Document the decision, owner, and rollback path in your team wiki the same week you ship. Future you will not remember which environment variable toggled the behavior unless it is written next to the runbook entry and linked from the alert. That habit costs ten minutes per change and saves hours when pagination or auth misbehaves under a single large tenant.
Run the change through your standard PR checklist: tests, observability, and a two-minute rollback drill in staging. Small operational habits accumulate into systems that survive on-call nights without heroics.
Share a short write-up in your engineering channel after rollout: what shipped, what metric you watch, and who owns follow-up. That closes the loop for teammates who were not in the PR and surfaces gaps in docs before the next person repeats the same investigation.
Resources
- AWS Step Functions developer guide
- Amazon States Language specification
- Step Functions error handling
- Callback with task token pattern
- AWS CDK Step Functions module
Frequently asked questions
Standard or Express Step Functions workflow?
Standard workflows support long-running executions up to one year, exactly-once state transitions, and full execution history—ideal for order fulfillment and human approvals. Express workflows handle high-volume short flows (under five minutes) at lower cost with at-least-once semantics. Choose Standard for sagas needing audit trail; Express for streaming ETL fan-out.
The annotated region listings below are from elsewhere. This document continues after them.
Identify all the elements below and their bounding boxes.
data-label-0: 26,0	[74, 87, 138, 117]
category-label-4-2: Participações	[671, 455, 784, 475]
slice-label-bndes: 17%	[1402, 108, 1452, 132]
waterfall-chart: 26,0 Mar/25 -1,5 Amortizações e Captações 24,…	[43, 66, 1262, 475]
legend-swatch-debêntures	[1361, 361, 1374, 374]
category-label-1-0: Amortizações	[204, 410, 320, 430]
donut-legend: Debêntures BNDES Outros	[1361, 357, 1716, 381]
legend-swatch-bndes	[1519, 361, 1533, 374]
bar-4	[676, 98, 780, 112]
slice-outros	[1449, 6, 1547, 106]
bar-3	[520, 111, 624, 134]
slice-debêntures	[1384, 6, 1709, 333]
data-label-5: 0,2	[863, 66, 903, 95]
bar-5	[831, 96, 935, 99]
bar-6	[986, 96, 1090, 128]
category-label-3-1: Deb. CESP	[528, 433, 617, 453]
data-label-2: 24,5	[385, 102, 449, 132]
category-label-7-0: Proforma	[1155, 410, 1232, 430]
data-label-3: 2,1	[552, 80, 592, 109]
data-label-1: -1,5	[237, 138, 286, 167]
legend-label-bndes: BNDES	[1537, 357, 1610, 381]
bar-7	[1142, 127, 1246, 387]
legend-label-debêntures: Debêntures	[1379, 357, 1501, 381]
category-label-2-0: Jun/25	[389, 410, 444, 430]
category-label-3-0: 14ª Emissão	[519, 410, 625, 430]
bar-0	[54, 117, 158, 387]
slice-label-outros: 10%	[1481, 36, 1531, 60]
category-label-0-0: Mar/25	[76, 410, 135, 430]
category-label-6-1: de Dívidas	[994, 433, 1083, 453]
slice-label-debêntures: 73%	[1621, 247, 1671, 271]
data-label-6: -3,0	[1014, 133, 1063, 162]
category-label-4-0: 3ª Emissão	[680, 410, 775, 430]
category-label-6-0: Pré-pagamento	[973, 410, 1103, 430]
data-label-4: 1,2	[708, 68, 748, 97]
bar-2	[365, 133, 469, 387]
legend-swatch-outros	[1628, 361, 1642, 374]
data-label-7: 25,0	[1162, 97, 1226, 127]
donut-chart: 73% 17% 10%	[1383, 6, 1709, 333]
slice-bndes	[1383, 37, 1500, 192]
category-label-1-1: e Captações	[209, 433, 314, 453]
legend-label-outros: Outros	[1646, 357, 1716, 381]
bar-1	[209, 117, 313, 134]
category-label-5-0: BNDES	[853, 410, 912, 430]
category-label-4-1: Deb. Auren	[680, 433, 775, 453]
How do I handle Lambda failures in state machines?
Use Retry blocks with backoff for transient errors, Catch blocks routing to compensating states or DLQ. Set ResultPath to preserve original input when handling errors. Avoid infinite retries—maxAttempts and interval caps. For idempotent Lambdas, retries are safe; document which steps require manual intervention on permanent failure.
Can Step Functions wait for human approval?
Yes. Task states with `.waitForTaskToken` pause until callback with task token—SendTaskSuccess or SendTaskFailure from approval UI or webhook. Timeout transitions escalate or cancel. This pattern beats polling SQS for manager sign-off on large refunds.